鳥神カルラの上での、そんな騒ぎはともかく、一行は横浜中華街の上空に到着した。

そして、地上を見ると、やはり恐ろしい状況が広がっている。


まず、救急車が数えきれない程集まり、倒れた多くの人々を乗せたり、近隣の病院から集められたのだろうか、医師や看護師が道端で倒れ込んだ人に手当を施している。

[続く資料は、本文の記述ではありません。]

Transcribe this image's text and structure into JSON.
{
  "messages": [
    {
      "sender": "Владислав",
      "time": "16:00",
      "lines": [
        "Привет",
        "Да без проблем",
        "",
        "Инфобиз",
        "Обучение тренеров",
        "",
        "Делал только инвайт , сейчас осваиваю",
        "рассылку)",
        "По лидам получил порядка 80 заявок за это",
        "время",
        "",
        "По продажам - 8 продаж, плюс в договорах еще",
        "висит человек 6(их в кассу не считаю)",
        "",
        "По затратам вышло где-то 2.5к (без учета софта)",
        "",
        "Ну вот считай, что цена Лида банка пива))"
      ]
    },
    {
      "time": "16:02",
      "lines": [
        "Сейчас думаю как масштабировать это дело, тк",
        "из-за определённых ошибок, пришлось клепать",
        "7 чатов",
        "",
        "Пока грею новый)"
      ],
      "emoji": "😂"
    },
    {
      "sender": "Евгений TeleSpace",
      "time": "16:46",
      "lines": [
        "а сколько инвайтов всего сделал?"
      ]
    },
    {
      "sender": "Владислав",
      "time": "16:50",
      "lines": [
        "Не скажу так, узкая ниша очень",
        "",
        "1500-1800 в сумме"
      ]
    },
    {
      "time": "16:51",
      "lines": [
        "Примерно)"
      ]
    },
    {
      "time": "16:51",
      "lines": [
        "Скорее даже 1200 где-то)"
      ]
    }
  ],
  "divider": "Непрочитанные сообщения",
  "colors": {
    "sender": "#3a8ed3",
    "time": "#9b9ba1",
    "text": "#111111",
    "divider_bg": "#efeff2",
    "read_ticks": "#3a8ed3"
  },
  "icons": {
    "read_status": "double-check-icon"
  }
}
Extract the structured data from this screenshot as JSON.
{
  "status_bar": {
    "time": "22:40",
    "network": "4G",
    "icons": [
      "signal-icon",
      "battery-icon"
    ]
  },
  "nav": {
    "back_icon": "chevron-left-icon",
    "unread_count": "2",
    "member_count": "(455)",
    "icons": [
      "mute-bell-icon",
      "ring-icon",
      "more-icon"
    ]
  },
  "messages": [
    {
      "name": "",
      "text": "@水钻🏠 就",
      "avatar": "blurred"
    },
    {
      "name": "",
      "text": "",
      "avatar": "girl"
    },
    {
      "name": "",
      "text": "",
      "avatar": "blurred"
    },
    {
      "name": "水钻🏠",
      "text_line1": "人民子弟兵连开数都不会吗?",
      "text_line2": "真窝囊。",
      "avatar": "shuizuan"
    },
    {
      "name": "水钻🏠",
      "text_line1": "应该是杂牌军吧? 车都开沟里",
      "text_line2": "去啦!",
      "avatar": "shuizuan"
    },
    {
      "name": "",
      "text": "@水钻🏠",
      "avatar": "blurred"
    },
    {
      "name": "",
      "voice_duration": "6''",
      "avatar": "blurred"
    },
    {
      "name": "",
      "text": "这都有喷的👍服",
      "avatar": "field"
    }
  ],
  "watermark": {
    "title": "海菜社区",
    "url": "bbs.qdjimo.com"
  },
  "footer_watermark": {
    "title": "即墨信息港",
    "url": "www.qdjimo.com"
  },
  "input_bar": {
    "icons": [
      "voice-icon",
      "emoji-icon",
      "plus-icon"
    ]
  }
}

しかし、それでも、その人数が多すぎ、対処しきれないようだ。

行列を作っている人たちが、そのまま道路に倒れ、嘔吐し、横たわる姿が後を絶たない。


光は、その状態を見て、相当苦々しい顔。

そしてサカラ神に目で合図。

するとサカラ神が、鳥神カルラから、浮き上がり不思議な呪文を唱える。


途端に、青白く細い霧雨のようなものが降りだした。


光はサカラ神に

「ありがとう、清浄霧雨、これでほとんどが救える」

と声をかけるとサカラ神は、真顔で頷く。


光は次に、華奈と美紀、由香利を手招き。

「三人で鏡の秘術を」

「悪菌、悪ウィルスを吸い取ってほしい」


光に手招きされた三人を代表して、美紀が不思議な呪文を唱えると、輝く豪華な鏡が出現。

美紀が光の顔を見た。

「こういう時には、八咫鏡」

光が美紀の言葉に頷くと、その八咫鏡からの光が、地上に向かって放射されていく。


光は次に由紀を手招き。

「寒川様の結界を張って欲しい」

由紀も、すでに御幣を準備していたらしい。

サッと、御幣を振ると、山下公園から中華街、元町、山手にかけて、薄いシールドのような結界ができあがった。


そこまで指示を出した光に春奈が尋ねた。

「私たちは、救護班?そろそろ降りるの?」

春奈としては、薬師如来の巫女であり、また母美智子も同じ系統、その仕事を指示されると把握したようだ。


しかし、光は首を横に振る。

「いや、その前に、コバエを退治しないと」

と、キャサリン、サラ、春麗の顔を見る。


ソフィーも地上の様子を見ている。

そして、苦々しい顔。

「あいつら・・・邪魔してる」


奈津美も、その様子をしっかりと見る。

「おそらく悪魔の意を受けた中国系の人かな、手当をする医師とか看護師、救急車を襲っている」

圭子も顔をしかめた。

「ひどいなあ、ヌンチャクとか刃物を出してまで・・・」



キンナラ神の小鼓の音が大きくなった。


「行くかな、みんな」

キャサリン

「思いっきり暴れます!」

サラ

「許しません、こんな奴ら」

春麗

「わが中国の恥です!何が何でも叩きのめす」


キンナラ神の小鼓の音と同時に、光、キャサリン、サラ、春麗は、上空から地上に降りていく。

そして、それぞれが、阿修羅、アーサー王、アルテミス、九天玄女の姿に変化している。